We have found a large field near Hády, and tried the rocket with an A8-3 motor. The weather was nice with almost no wind, and the rocket has returned after a nice flight about ten meters away from the launch pad. I would guess it reached the altitude of 50 to 100 meters. Another try with the same motor type gave a similar result. Then we attempted to use the strongest motor we had, a C6-7.

In the documentation it is stated that with C6-class motors it can reach about 335 meters of altitude. It was indeed something very different than A8-3. The rocket quickly disappeared out of sight. After several seconds, we managed to get a glimpse of it, as it deployed the parachute. However, there was apparently a stronger wind above, and despite having plenty of space in the field around us, the wind has carried it above the forest.

Despite searching for the rocket for half an hour or so, we have lost it. If you visit Hády in the near future, you can look for our rocket around this place.

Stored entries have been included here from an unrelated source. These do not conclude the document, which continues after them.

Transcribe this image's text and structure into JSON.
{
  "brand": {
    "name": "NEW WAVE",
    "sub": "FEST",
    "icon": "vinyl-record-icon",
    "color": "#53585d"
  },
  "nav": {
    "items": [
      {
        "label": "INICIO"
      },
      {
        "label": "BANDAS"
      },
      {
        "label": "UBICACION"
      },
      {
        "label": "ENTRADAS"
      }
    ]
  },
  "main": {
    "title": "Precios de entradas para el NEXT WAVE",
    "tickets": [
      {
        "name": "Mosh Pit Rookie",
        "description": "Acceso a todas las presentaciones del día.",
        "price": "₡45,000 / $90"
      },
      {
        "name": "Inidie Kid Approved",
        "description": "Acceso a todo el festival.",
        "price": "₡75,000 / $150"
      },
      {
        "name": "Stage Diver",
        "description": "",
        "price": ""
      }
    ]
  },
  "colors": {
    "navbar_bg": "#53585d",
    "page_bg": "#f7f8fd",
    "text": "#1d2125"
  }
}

Anyway, model rocketry is pretty interesting. Our next project is a 3D-printed rocket. We would like to start with something like the disposable rocket (I already have my own OpenSCAD variant of this design, without slanted fins), and move towards a full-fledged rocket with a return parachute, maybe carrying an on-board camera.

Section: /personal (RSS feed) | Permanent link | 2 writebacks

2 replies for this story:

Richard Lastovecki wrote: R[o|a]cket

I would never expect that you can be involved in racketeering :-)

Vasek Stodulka wrote:

Nice one. :-) I have to try it too, as a fan of Kerbal space program.